A similar positive response to once-daily 5-microgram ramosetron treatment was discovered in IBS-D patients enrolled in the 12-week randomized study, as “relief of abdominal pain or discomfort was reported by 46 percent of patients with ramosetron versus 33 percent with placebo (P=0.005), and improved abnormal bowel habits were reported by 44 percent with ramosetron compared to 24 percent with placebo (P<0.001),” the researchers reported. Additionally, results of the trial’s post-marketing survey demonstrated “long-term efficacy for overall improvement of IBS symptoms” up to 52 weeks, according to the authors. (Table on next page)

Comparing adverse events in IBS-D patients receiving ramosetron to those treated with the more potent serotonin-receptor agonist alosetron, the researchers found the incidence of mild or moderate constipation with ramosetron was 5.2 percent, which was significantly lower than alosetron’s 29 percent constipation incidence.

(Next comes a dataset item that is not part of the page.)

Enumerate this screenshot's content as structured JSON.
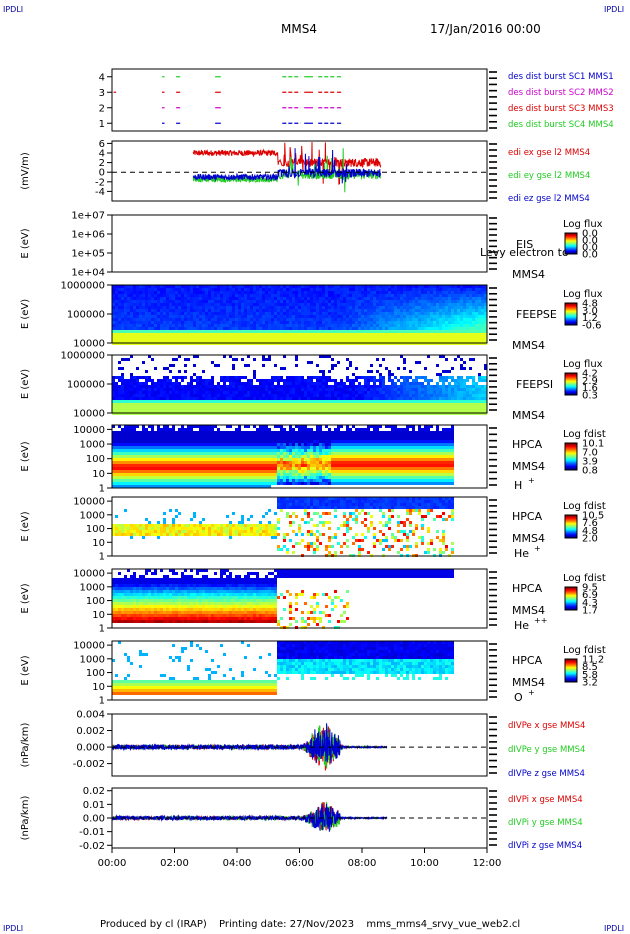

In addition, ischemic colitis and severe constipation were reported with alosetron use, but neither of those adverse side effects was observed in IBS-D patients treated with ramosetron.

Given that ramosetron “has been useful in attaining relief of abdominal pain or discomfort and improvements in abnormal bowel habits” — and in contrast to alosetron, “adverse events such as abdominal distension, constipation, and hard stool, and ischemic colitis (are) unlikely to be caused by ramosetron” — the authors concluded that the serotonin-receptor agonist “would be the candidate of first choice for treating IBS-D clinically,” though they noted that “further studies to evaluate the long-term efficacy and safety of ramosetron are warranted in the form of randomized controlled trials.”